Finally, Adapt may provide the Customer with Services in the form of repair and maintenance works of movable or immovable property (hereinafter referred to in particular as "Repair Works").
Turnkey solutions, Contracts and Repair works are not to be equated with each other, but are referred to in this section collectively and individually as "Works" as the same provisions shall apply to them all.
5.2 WORK AND STAFFING ETC.
5.2.1 The Works are set out in the Quotation. Adapt shall carry out the Work with, in Adapt's reasonable opinion, suitable employees for the purpose. Adapt has the right to freely replace employees involved in the performance of the Works.
5.2.2 Adapt may, without informing or obtaining the consent of the Customer, engage a subcontractor for the performance of the Works. Such subcontractors must meet the requirements for competence and experience that the Customer has set for Adapt. If Adapt uses a subcontractor, Adapt is responsible for the subcontractor's work as for its own and is responsible for ensuring that the subcontractor complies with all provisions of the Agreement.

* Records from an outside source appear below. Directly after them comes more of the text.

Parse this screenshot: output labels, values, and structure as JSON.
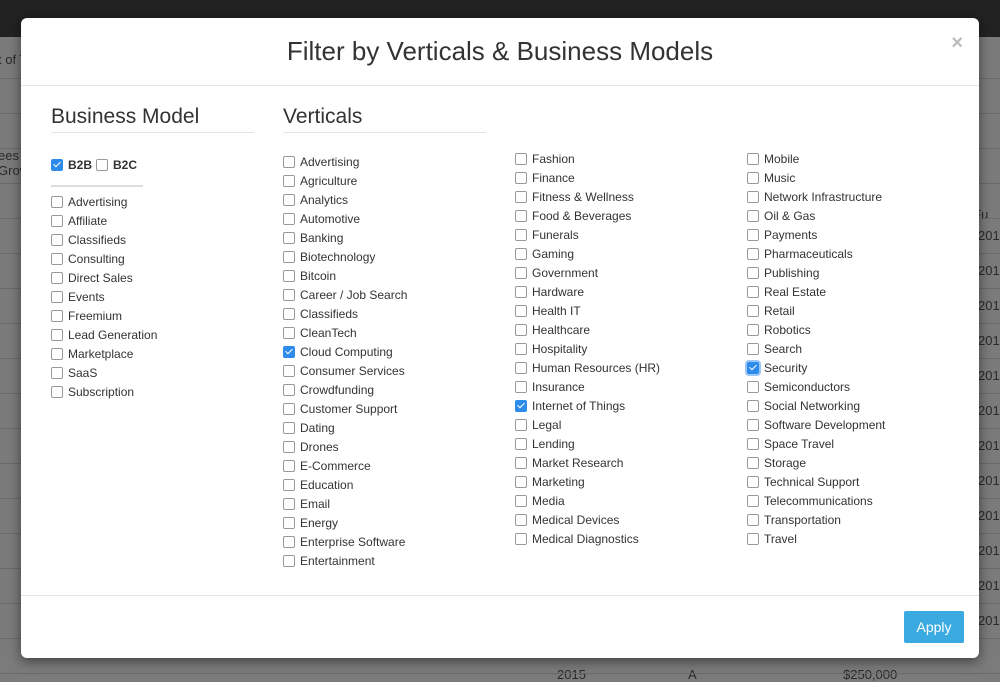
{
  "background": {
    "fragments": [
      "t of T",
      "ees",
      "Grov",
      "t Fu",
      "201",
      "201",
      "201",
      "201",
      "201",
      "201",
      "201",
      "201",
      "201",
      "201",
      "201",
      "201",
      "2015",
      "A",
      "$250,000"
    ]
  },
  "modal": {
    "title": "Filter by Verticals & Business Models",
    "close_label": "×",
    "apply_label": "Apply",
    "accent_color": "#3aaae0",
    "business_model": {
      "heading": "Business Model",
      "top": [
        {
          "label": "B2B",
          "checked": true
        },
        {
          "label": "B2C",
          "checked": false
        }
      ],
      "items": [
        {
          "label": "Advertising",
          "checked": false
        },
        {
          "label": "Affiliate",
          "checked": false
        },
        {
          "label": "Classifieds",
          "checked": false
        },
        {
          "label": "Consulting",
          "checked": false
        },
        {
          "label": "Direct Sales",
          "checked": false
        },
        {
          "label": "Events",
          "checked": false
        },
        {
          "label": "Freemium",
          "checked": false
        },
        {
          "label": "Lead Generation",
          "checked": false
        },
        {
          "label": "Marketplace",
          "checked": false
        },
        {
          "label": "SaaS",
          "checked": false
        },
        {
          "label": "Subscription",
          "checked": false
        }
      ]
    },
    "verticals": {
      "heading": "Verticals",
      "columns": [
        [
          {
            "label": "Advertising",
            "checked": false
          },
          {
            "label": "Agriculture",
            "checked": false
          },
          {
            "label": "Analytics",
            "checked": false
          },
          {
            "label": "Automotive",
            "checked": false
          },
          {
            "label": "Banking",
            "checked": false
          },
          {
            "label": "Biotechnology",
            "checked": false
          },
          {
            "label": "Bitcoin",
            "checked": false
          },
          {
            "label": "Career / Job Search",
            "checked": false
          },
          {
            "label": "Classifieds",
            "checked": false
          },
          {
            "label": "CleanTech",
            "checked": false
          },
          {
            "label": "Cloud Computing",
            "checked": true
          },
          {
            "label": "Consumer Services",
            "checked": false
          },
          {
            "label": "Crowdfunding",
            "checked": false
          },
          {
            "label": "Customer Support",
            "checked": false
          },
          {
            "label": "Dating",
            "checked": false
          },
          {
            "label": "Drones",
            "checked": false
          },
          {
            "label": "E-Commerce",
            "checked": false
          },
          {
            "label": "Education",
            "checked": false
          },
          {
            "label": "Email",
            "checked": false
          },
          {
            "label": "Energy",
            "checked": false
          },
          {
            "label": "Enterprise Software",
            "checked": false
          },
          {
            "label": "Entertainment",
            "checked": false
          }
        ],
        [
          {
            "label": "Fashion",
            "checked": false
          },
          {
            "label": "Finance",
            "checked": false
          },
          {
            "label": "Fitness & Wellness",
            "checked": false
          },
          {
            "label": "Food & Beverages",
            "checked": false
          },
          {
            "label": "Funerals",
            "checked": false
          },
          {
            "label": "Gaming",
            "checked": false
          },
          {
            "label": "Government",
            "checked": false
          },
          {
            "label": "Hardware",
            "checked": false
          },
          {
            "label": "Health IT",
            "checked": false
          },
          {
            "label": "Healthcare",
            "checked": false
          },
          {
            "label": "Hospitality",
            "checked": false
          },
          {
            "label": "Human Resources (HR)",
            "checked": false
          },
          {
            "label": "Insurance",
            "checked": false
          },
          {
            "label": "Internet of Things",
            "checked": true
          },
          {
            "label": "Legal",
            "checked": false
          },
          {
            "label": "Lending",
            "checked": false
          },
          {
            "label": "Market Research",
            "checked": false
          },
          {
            "label": "Marketing",
            "checked": false
          },
          {
            "label": "Media",
            "checked": false
          },
          {
            "label": "Medical Devices",
            "checked": false
          },
          {
            "label": "Medical Diagnostics",
            "checked": false
          }
        ],
        [
          {
            "label": "Mobile",
            "checked": false
          },
          {
            "label": "Music",
            "checked": false
          },
          {
            "label": "Network Infrastructure",
            "checked": false
          },
          {
            "label": "Oil & Gas",
            "checked": false
          },
          {
            "label": "Payments",
            "checked": false
          },
          {
            "label": "Pharmaceuticals",
            "checked": false
          },
          {
            "label": "Publishing",
            "checked": false
          },
          {
            "label": "Real Estate",
            "checked": false
          },
          {
            "label": "Retail",
            "checked": false
          },
          {
            "label": "Robotics",
            "checked": false
          },
          {
            "label": "Search",
            "checked": false
          },
          {
            "label": "Security",
            "checked": true,
            "focused": true
          },
          {
            "label": "Semiconductors",
            "checked": false
          },
          {
            "label": "Social Networking",
            "checked": false
          },
          {
            "label": "Software Development",
            "checked": false
          },
          {
            "label": "Space Travel",
            "checked": false
          },
          {
            "label": "Storage",
            "checked": false
          },
          {
            "label": "Technical Support",
            "checked": false
          },
          {
            "label": "Telecommunications",
            "checked": false
          },
          {
            "label": "Transportation",
            "checked": false
          },
          {
            "label": "Travel",
            "checked": false
          }
        ]
      ]
    }
  }
}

5.2.3 The Customer shall provide Adapt with access to premises, equipment and documentation necessary for Adapt to carry out the Works in a cost-effective manner for Adapt. The Customer shall also take the measures required by Adapt, such as reviewing documents or making decisions, to enable Adapt to perform the Works in a cost-effective manner for Adapt.
5.3 MODIFICATION OF THE WORKS
5.3.1 If Customer wishes to change the scope of the Works, Customer shall make such request in writing to Adapt. Adapt is under no obligation to accept such a change, but shall seek to give written notice whether the change is accepted or not within a reasonable time. If Adapt does not respond within a reasonable time, the change is not considered accepted.
5.4 NUTRITIONAL CHARACTERISTICS
5.4.1 A Party shall not have any right to use the other Party's trademarks in its own marketing or to make any public statement in connection with the Agreement without obtaining the prior written consent of the other Party.
5.5 AGREED DELIVERY DATE AND DELAY ETC.
5.5.1 The agreed delivery date is the date on which the Works shall have been carried out/completed in accordance with the Tender. The Tender shall state the agreed delivery date and time for any delivery inspection.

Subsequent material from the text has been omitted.